Department of Obstetrics, Gynecology, and Reproductive Science, Yale University School of Medicine, New Haven, CT 06520-8063, USA.
Am J Obstet Gynecol. 2012 Mar;206(3):222.e1-6. doi: 10.1016/j.ajog.2012.01.007.
This study compares school-age outcomes among preterm (PT) (32 0/7-<34 weeks), late PT (LP) (34 0/7-<37 weeks), and full-term (FT) infants to assess cognitive sequelae of LP births.
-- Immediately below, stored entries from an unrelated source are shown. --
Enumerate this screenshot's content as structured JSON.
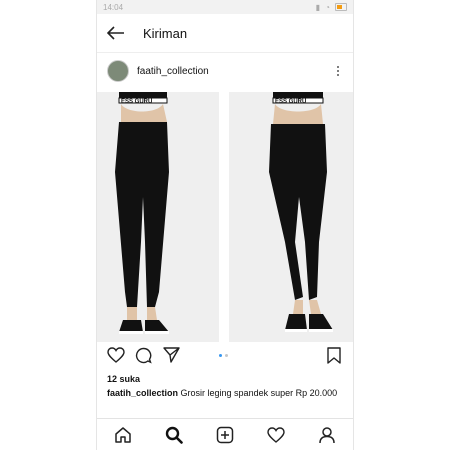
{
  "status_bar": {
    "time": "14:04"
  },
  "header": {
    "title": "Kiriman"
  },
  "post": {
    "username": "faatih_collection",
    "image_text": {
      "left_band": "ESS GURU",
      "right_band": "ESS GURU"
    },
    "likes": "12 suka",
    "caption_user": "faatih_collection",
    "caption_text": "Grosir leging spandek super Rp 20.000",
    "carousel": {
      "count": 2,
      "active": 0,
      "active_color": "#3897f0",
      "inactive_color": "#c7c7c7"
    }
  },
  "icons": {
    "back": "back-arrow-icon",
    "more": "more-options-icon",
    "like": "heart-icon",
    "comment": "comment-icon",
    "share": "send-icon",
    "save": "bookmark-icon",
    "home": "home-icon",
    "search": "search-icon",
    "add": "add-post-icon",
    "activity": "activity-heart-icon",
    "profile": "profile-icon"
  }
}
We obtained linked birth and educational data for all nonanomalous singleton infants born 1994 through 1998 in New York City who had a third-grade standardized test score (n = 215,138).
Children delivered LP and PT had 30% and 50% higher adjusted odds of needing special education than those delivered FT (adjusted odds ratio, 1.34; 95% confidence interval, 1.29-1.40; and adjusted odds ratio, 1.53; 95% confidence interval, 1.30-1.69). They also had lower adjusted math and English scores than those delivered FT (math: 7% and 10% of SD, respectively; English: 4% and 6% of SD). A linear association between gestational age and test scores was seen through 39 weeks' gestation.
There is a significant risk of developmental differences in PT and LP infants compared with FT infants.
本研究比较了早产儿(PT)(32 0/7-<34 周)、晚期 PT(LP)(34 0/7-<37 周)和足月(FT)婴儿的学龄期结局,以评估 LP 分娩的认知后遗症。
我们获取了 1994 年至 1998 年期间在纽约市出生的所有非畸形单胎婴儿的关联出生和教育数据,这些婴儿在三年级有标准化考试成绩(n=215138)。
与 FT 分娩的婴儿相比,LP 和 PT 分娩的婴儿接受特殊教育的调整后比值比分别高出 30%和 50%(调整比值比,1.34;95%置信区间,1.29-1.40;和调整比值比,1.53;95%置信区间,1.30-1.69)。他们的数学和英语成绩也比 FT 分娩的婴儿低(数学:分别为 7%和 10%的标准差;英语:分别为 4%和 6%的标准差)。在 39 周的胎龄范围内,胎龄与考试成绩之间存在线性关联。
与 FT 婴儿相比,PT 和 LP 婴儿存在显著的发育差异风险。